Montreal's winter climate is a bit colder Philadelphia, New York City or Boston.  Montreal lies on the 45th parallel, New York City on the 40th, Philadelphia on the 39th and Boston on the 42nd parallel.  Boston's climate is more similar to that of Toronto than to Montreal.  Toronto lies on the 43rd parallel.

Being north of these cities, Montreal gets darker earlier in the winter and gets lighter later in the winter morning.  Spring starts about three weeks later in Montreal than in Boston; likewise, autumn is advanced by about three weeks in Montreal than it is in the Northeast U.S. cities.  The temperature in Montreal year-round is generally about 10 degrees cooler Fahrenheit than it is in Boston.

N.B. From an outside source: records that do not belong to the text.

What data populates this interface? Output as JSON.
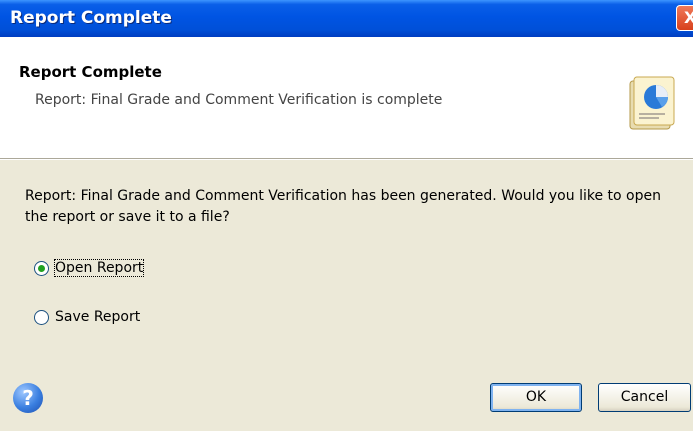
{
  "window": {
    "title": "Report Complete",
    "close_glyph": "X"
  },
  "header": {
    "title": "Report Complete",
    "subtitle": "Report: Final Grade and Comment Verification is complete",
    "icon": "report-pie-chart-icon"
  },
  "body": {
    "message": "Report: Final Grade and Comment Verification has been generated. Would you like to open the report or save it to a file?",
    "options": [
      {
        "label": "Open Report",
        "selected": true
      },
      {
        "label": "Save Report",
        "selected": false
      }
    ]
  },
  "footer": {
    "help_glyph": "?",
    "ok_label": "OK",
    "cancel_label": "Cancel"
  },
  "colors": {
    "titlebar": "#0054e3",
    "dialog_bg": "#ece9d8",
    "header_bg": "#ffffff",
    "radio_selected": "#21a121"
  }
}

So it is safe to say that winter in Montreal is generally a bit wintrier than in these other cities and summer weather is a bit less summery.  During the summer, the extremely oppressive heat and humidity found in Boston, Philadelphia and New York is less so in Montreal.  Average Montreal high temperatures in the summer are about 76 degrees Fahrenheit and average low temperatures in the summer are about 65 degrees.  Temperature can exceed 86 degrees Fahrenheit during a summer in Montreal.  Boston's summers reach an average of at least 10 days in the upper 90s, with oppressive humidity.

Cooler temperature in Montreal during the winter means that generally more snow falls than in Boston, New York or Philadelphia.  There are, however, exceptions to this.  Average snowfall in Montreal is about 86 inches, with a snow cover lasting about 12 weeks.  Average snow fall in Boston in winter is generally about half of that in Montreal, although many winters Boston has had no snow and a few winters Boston's snowfall has exceeded that of Montreal.  The average mean temperature in Boston in January is about 29 degrees Fahrenheit.  The temperature in January in Montreal ranges from 5 degrees Fahrenheit to 15 degrees Fahrenheit, with wind-chill factors down to minus 40 Fahrenheit and minus 40 Celsius.

Montreal has superb snow removal, which is important.  Many streets are hilly and ice is a factor.  However, the heavy winter clothing worn in most northeastern U.S. States will work for Montreal, too -- most residents have high-tech winter coats which are light but warm and are easily unzipped when popping in and out of buildings and the métro which are all heated. 

If you're from the Northeastern states or New England, the best idea is to bundle up in Montreal as if you were going skiing.  Don't wear your usual downtown winter chic; wear your ski gear and you'll be happy as a clam or happy as a cozy fire après ski.